Les échos des concerts et festivals
 

Pat The White
Au One Way

2 et 3 avril 2008

 


   

 

Mercredi 2 et jeudi 3 avril, Pat The White, rendait visite aux habitués du One Way, toujours trop clairsemés par ailleurs. Que fait donc le bon peuple ? Il somnole, pas étonnant que l'on se laisse marcher sur les pieds à longueur de temps. A force d'être passif, on va finir par ne plus respirer tout seul…

Pour ce premier séjour en Europe, Pat ne donnera que des concerts dans l'hexagone. Mais, il espère revenir dés l'automne prochain, au minimum avec son claviériste, comme il nous l'a dit dans ce formidable accent qu'ont les cousins de la Belle Province..

Au cours de deux superbes sets, entrecoupés d'une pause, histoire de s'en jeter une petite derrière le collier, et de se plier à la désormais classique séance photos sur la Harley de Bruno, garée devant le célèbre bar, sur le trottoir, le québécois natif de la ville de Gaspé, capitale de la région, a mis nos sens en ébullition tant le Blues Rock, ici distillé, était d'excellente facture ! Ce n'est pas pour rien que le jeune homme, âgé de trente et un ans, a reçu le Lys Blues du Meilleur artiste en spectacle pour les années 2003 et 2004. Et ce n'est pas pour rien, non plus, que son deuxième CD a reçu le titre de Meilleure Album Blues de l'an 2007.

Virtuose de la six cordes, accompagné de formidables musiciens français dont nous avons déjà parlé puisque nous avions fait leur connaissance à l'Espace Blues où ils accompagnaient Craig Erickson. Il s'agit de Francis Campello à la Fender basse cinq cordes et Luc Heller à l'impressionnante batterie Premier aux mille et un fûts. (Plus de trente minutes sont nécessaires pour la configurer). Pat a repris des morceaux de son excellent second album, The Quebec City Sessions. Nous en avions dit le plus grand bien dans le Blues Magazine n°46.
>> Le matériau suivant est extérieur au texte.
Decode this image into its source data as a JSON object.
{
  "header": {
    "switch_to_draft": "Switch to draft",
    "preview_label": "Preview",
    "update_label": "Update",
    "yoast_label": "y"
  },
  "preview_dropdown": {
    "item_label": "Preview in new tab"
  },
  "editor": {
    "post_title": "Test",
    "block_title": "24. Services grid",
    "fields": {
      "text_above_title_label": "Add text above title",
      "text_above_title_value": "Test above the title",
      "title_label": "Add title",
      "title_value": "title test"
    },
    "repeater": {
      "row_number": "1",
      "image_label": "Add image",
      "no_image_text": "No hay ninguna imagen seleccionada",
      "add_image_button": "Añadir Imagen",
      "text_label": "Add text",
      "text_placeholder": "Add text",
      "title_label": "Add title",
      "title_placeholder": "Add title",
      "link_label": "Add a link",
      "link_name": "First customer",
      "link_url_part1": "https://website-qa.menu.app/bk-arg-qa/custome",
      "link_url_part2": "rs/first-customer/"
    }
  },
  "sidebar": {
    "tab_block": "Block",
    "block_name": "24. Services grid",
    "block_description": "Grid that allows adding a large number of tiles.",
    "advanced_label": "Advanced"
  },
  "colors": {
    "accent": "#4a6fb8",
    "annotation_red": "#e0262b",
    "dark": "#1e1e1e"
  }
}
Après avoir joué longtemps sur une Fender Télécaster à l'instar de l'un de ses grands maîtres Albert Collins, il était, ce soir, en compagnie de sa nouvelle acquisition, une Gibson SG Gold modèle56. Et je peux vous affirmer que les sonorités qu'il en sortait ainsi que les enfilades de notes qu'il égrainait étaient magnifiques ! Un clin d'œil à Kim Wilson, Tuff Enuff, un hommage à Robert Johnson, une reprise des Allman Brothers, Whippin' Post (qui se trouve dans le deuxième disque de Pat), insérées dans le concert, attestent superbement des compétences du jeune québécois. N'omettons cependant pas la redoutable logistique accompagnement, le couple guitare basse / batterie, au talent déjà souligné.

Ecrire et dire à voix haute que l'on attend son troisième opus et son retour chez nous, ne sont que doux euphémismes. Si je ne portais pas tant de cheveux blancs, je pourrais même ajouter que je trépigne déjà d'impatience.

Pat THe White avec le batteur le batteur Luc Heller.